Visa aims to cut maintenance costs, says John Partridge, president of Inovant, Visa's global IT subsidiary.


Visa aims to cut maintenance costs, says John Partridge, president of Inovant, Visa's global IT subsidiary.

Visa also plans to consolidate credit- and debit-card authorization systems onto one platform, called Base1 (as in Base One). Due to be completed early next year, the project will cut maintenance costs, says John Partridge, president of Inovant, Visa's global IT subsidiary.
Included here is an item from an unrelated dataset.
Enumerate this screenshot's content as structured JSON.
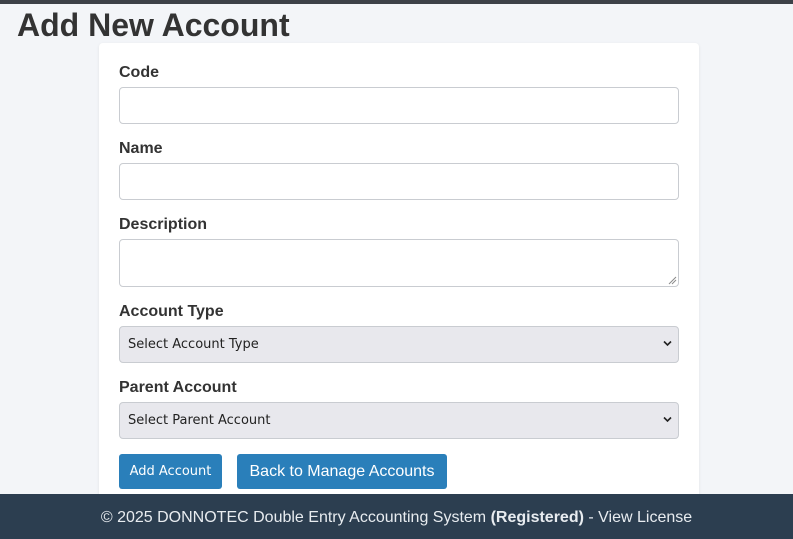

Base1 is part of an effort to redesign VisaNet, the company's core system, around Web services, letting Visa offer services beyond authorizing and settling transactions between banks. New services could include providing retailers with stock numbers of items purchased and companies with information about purchasing-card usage. It also would allow Visa to settle transactions between banks in real time.

The centerpiece of the IBM facility, which is a backup site for Visa and other financial institutions, is a 105,000-square-foot room with rows of processors and storage devices. The Visa system included five high-performance processors, 65 terabytes of disk storage, and 2 Gbytes of router capacity. Visa engineers fed the system a week's worth of transactions and observed the effect of different levels of credit and debit transactions on processing volume. Debit transactions use more processing capacity because they require tracking the movement of funds in real time; credit transactions require a simple yes-or-no decision.